San Francisco Supervisor Vallie Brown plans to introduce a resolution at the San Francisco Board of Supervisors in support of Senator Wiener’s legislation.
“Sadly, car break-ins are now endemic to California cities and we have to be smart when parking, but District 5 residents shouldn’t have to think twice anytime we consider parking along Alamo Square, no one should,” said Supervisor Vallie Brown, “We shouldn’t have to step over broken glass anytime we walk along the park. Broken glass ought to be enough to prove forced entry—that’s just common sense.”

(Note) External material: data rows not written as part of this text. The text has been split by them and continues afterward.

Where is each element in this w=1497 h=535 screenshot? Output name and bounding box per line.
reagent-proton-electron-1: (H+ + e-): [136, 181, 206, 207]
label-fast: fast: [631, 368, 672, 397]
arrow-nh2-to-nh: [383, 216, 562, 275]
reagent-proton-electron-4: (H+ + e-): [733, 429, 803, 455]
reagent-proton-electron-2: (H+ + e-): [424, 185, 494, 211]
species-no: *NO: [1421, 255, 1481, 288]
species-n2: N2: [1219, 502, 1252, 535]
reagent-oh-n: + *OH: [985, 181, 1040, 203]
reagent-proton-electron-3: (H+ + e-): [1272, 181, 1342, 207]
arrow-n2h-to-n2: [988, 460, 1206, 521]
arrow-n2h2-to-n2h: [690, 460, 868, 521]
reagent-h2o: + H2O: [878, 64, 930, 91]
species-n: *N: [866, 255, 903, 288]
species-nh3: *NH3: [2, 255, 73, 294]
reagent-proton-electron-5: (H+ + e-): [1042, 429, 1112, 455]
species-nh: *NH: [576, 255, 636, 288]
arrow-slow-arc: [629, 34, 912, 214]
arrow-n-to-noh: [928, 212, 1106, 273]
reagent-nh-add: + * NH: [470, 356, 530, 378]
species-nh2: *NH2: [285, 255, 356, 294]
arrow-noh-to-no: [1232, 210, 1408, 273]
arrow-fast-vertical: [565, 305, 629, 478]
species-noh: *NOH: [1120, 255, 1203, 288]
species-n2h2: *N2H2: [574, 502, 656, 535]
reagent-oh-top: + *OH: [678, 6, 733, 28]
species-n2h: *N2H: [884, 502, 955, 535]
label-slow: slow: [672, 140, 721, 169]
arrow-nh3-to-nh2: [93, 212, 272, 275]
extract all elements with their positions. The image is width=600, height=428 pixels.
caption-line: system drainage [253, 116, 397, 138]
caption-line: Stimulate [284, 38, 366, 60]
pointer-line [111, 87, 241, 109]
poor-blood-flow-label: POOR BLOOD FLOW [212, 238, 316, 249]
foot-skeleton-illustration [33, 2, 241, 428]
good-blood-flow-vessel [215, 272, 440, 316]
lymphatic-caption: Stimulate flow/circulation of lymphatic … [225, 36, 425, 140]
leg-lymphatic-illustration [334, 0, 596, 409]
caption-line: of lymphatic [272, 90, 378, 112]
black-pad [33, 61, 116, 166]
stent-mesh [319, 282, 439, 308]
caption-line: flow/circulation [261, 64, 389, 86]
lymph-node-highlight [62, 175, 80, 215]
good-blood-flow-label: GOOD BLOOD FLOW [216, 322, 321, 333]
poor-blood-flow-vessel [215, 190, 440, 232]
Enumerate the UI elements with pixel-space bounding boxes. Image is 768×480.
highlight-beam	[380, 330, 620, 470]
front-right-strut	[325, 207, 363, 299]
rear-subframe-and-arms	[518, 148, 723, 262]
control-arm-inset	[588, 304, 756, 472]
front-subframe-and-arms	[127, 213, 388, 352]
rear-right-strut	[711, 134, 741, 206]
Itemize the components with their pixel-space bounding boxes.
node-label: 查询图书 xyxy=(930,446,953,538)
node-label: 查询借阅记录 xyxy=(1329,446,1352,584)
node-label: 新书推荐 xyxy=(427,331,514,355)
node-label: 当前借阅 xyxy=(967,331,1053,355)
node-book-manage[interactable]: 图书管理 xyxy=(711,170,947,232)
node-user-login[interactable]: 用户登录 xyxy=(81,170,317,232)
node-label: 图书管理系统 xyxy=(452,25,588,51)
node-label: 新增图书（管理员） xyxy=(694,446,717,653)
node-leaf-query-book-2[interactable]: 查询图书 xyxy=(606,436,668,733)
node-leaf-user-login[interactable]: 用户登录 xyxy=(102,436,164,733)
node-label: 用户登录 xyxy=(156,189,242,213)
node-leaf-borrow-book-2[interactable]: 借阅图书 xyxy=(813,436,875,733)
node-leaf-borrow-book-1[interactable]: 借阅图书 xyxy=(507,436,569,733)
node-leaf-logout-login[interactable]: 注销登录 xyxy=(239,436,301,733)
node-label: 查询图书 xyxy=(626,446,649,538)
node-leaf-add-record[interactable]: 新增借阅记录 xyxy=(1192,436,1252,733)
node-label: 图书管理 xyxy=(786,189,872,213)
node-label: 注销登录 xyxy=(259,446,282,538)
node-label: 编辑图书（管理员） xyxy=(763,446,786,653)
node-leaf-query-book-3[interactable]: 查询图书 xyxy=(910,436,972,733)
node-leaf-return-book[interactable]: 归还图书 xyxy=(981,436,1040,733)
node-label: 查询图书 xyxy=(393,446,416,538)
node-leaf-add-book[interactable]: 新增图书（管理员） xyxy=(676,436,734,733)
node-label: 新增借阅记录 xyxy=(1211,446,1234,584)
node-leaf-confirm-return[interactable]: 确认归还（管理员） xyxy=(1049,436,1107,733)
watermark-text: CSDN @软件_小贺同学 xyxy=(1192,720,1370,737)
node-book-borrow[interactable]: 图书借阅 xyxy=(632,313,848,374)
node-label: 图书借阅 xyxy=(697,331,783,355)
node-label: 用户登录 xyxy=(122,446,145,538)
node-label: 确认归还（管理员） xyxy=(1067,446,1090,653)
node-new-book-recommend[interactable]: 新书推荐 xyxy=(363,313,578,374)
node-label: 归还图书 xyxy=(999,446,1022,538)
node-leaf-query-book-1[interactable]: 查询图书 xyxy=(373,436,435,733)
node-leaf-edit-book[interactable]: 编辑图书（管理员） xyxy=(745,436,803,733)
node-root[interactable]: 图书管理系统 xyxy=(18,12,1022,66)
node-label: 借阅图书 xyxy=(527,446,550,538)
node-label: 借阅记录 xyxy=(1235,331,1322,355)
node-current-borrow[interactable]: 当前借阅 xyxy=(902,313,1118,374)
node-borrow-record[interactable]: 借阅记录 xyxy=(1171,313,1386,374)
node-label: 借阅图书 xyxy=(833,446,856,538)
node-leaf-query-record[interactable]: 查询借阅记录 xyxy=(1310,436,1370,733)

“The San Francisco Police Department has reduced vehicle break-ins citywide by 16 percent this year and has made 31 percent more arrests and citations than 2017,” said San Francisco Police Chief William Scott. “Still, we know we have much more work ahead. The key to continued progress is collaboration with our law enforcement partners, neighborhood groups and our small businesses, coupled with smart policy. The legislation Senator Wiener is proposing will be a very useful tool to help us reduce vehicle burglaries by making it easier to successfully prosecute these crimes.”
Under current law, to secure a conviction when an auto burglar is arrested, one of the elements prosecutors must prove beyond a reasonable doubt is that the vehicle was locked. Unfortunately, the fact that a victim’s window is broken does not, by itself, establish that the vehicle was locked.
Burglars can simply unlock the car doors after breaking the window and create contradictory evidence about whether the vehicle was locked. In addition, because victims are often asked to testify that their vehicle was locked and because a disproportionate number of victims are tourists driving rental cars, the prosecution is at times unable to secure the victim’s testimony (since they live elsewhere) about the door being locked.
Common circumstances where it can be difficult to prove the locked component include:
If an offender broke a window and entered the vehicle to complete a theft and then proceeded to leave the vehicle door open or unlocked.
If an offender broke a window and the victim returns to their vehicle and opens the door before police take a report and establish that the vehicle was locked.
If an offender broke a window and the victim forgets whether they locked their door(s).
If an offender broke a window and the victim is unavailable to testify that their door(s) were locked.
Given the locked-door requirement, a number of auto burglary cases with clear evidence that the defendant broke the car’s window are nevertheless dismissed.
This bill will add “or when forced entry is used” to the locked-door requirement of the auto burglary statute. This means that prosecutors can prove an auto burglary occurred by either showing that the car was locked or, alternatively, that a window was broken.
The legislation will be officially introduced on December 3rd when the Legislature begins the 2019-2020 legislative session.